As I understand it, Springer Spaniels are designed to drive prey out of cover so it can be shot, so you'd expect your dog to find that part of things very rewarding: it's what he's designed for. But it may well be that he didn't find killing a rabbit to be much fun, and will choose not to do it again.

I think it's unlikely that he will suddenly become a risk to other dogs. Rabbits do not smell or behave like dogs at all, and as your dog has a very highly developed sense of smell, it's unlikely he will get them mixed up.

The previous para does assume that your dog has met many other dogs, is familiar with them, and know that dogs come in lots of shapes and sizes.

The one situation where there is likely to be confusion between small dogs and other prey is with greyhounds straight from the track: as these unfortunate dogs are often kept isolated with no contact with dogs of different shapes, they can get very confused and need time and management to learn that a chihuahua or a dachshund is also a dog. This should be much less of an issue with a well socialised Springer who has been brought up with lots of social contact though.

  • Alright, this clears things up. Sets my mind at ease. Thanks!
    – afaf12
    Commented May 26, 2016 at 15:53

Well. I don't know about personality changes, but you might want to take some precautions to prevent any health issues from cropping up, since rabbits and other wild animals can carry dangerous parasites and diseases.

I would take your dog to the vet for a checkup, just to be on the safe side. Personality changes are unlikely, I'd imagine.

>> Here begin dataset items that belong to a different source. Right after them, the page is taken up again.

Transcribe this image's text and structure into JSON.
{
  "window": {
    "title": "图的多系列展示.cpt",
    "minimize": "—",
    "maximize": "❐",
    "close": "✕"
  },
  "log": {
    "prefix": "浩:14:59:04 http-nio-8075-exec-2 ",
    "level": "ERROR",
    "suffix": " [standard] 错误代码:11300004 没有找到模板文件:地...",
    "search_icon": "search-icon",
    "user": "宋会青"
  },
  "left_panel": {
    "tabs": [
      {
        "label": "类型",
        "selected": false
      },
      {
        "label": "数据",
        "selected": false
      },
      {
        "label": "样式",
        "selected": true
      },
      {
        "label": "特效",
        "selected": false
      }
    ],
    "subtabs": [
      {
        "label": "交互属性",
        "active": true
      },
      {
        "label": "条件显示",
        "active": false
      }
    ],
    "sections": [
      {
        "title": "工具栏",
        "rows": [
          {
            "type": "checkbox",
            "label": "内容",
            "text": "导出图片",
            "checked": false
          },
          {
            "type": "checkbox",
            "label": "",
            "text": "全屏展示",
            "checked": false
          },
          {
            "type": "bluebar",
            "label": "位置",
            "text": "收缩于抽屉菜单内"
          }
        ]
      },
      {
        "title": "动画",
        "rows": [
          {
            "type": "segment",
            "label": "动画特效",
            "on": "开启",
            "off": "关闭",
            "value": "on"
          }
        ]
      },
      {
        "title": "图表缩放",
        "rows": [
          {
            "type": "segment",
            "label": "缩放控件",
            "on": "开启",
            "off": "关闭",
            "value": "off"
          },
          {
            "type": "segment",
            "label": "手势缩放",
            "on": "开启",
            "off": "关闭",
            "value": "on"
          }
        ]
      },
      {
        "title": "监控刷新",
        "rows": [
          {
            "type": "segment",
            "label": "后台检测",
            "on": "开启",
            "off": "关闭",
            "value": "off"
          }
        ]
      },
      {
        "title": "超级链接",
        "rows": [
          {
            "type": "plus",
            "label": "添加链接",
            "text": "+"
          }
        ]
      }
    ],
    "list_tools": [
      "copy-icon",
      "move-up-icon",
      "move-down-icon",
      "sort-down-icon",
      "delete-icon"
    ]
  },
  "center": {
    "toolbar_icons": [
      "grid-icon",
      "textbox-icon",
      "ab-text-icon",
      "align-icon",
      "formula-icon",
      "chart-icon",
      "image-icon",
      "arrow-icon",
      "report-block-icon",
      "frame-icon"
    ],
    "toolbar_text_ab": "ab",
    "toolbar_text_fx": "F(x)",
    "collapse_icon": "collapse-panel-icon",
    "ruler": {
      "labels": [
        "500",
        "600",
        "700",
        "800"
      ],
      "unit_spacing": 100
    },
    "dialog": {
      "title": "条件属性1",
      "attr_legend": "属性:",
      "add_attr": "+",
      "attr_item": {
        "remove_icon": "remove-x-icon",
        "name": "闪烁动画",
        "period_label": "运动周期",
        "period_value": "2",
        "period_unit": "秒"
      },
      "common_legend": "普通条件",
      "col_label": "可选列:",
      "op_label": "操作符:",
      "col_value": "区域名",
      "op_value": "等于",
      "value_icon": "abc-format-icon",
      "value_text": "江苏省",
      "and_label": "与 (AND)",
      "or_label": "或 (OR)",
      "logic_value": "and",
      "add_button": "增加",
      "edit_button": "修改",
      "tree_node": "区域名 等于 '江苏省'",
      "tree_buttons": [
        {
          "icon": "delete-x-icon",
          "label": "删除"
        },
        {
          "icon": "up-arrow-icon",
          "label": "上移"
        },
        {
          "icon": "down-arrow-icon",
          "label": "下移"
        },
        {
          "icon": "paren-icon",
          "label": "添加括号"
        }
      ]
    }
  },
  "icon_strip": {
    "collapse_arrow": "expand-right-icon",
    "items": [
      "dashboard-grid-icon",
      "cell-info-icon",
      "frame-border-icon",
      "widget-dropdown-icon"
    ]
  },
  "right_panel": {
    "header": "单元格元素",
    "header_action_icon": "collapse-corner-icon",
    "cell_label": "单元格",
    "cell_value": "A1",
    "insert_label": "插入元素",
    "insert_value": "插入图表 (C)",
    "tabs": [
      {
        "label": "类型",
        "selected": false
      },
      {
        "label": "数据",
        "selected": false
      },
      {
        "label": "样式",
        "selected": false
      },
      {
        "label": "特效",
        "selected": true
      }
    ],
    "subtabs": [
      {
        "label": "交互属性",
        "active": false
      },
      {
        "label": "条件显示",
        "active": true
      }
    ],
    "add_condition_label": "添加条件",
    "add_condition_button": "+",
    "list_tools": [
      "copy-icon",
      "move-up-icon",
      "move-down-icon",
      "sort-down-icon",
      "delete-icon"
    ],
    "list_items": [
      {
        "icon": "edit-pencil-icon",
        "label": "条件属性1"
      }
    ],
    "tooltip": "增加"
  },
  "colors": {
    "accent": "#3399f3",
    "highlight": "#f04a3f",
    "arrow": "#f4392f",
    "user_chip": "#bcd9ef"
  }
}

I have a good amount of rabbit around my house because I live in the Forest and my dog got her first rabbit in 11 years of being here and she has tried again but has been unsuccessful with it. I was always told that once they get the taste of blood they will do it again but I don't believe that because I see the rabbits in the yard with her laying there and them just hopping around her so I think it depends on the dog and opportunity. I would say that I don't think your dog will turn into a rabbit killer they are really just to hard to catch.


More interested in hunting, perhaps. "Hey, I actually caught one" That was fun, let's try that again."

Other behaviour changes seem unlikely to arise. Why should they? Other dogs aren't rabbits, and know how to signal "that's enough, I'm done playing."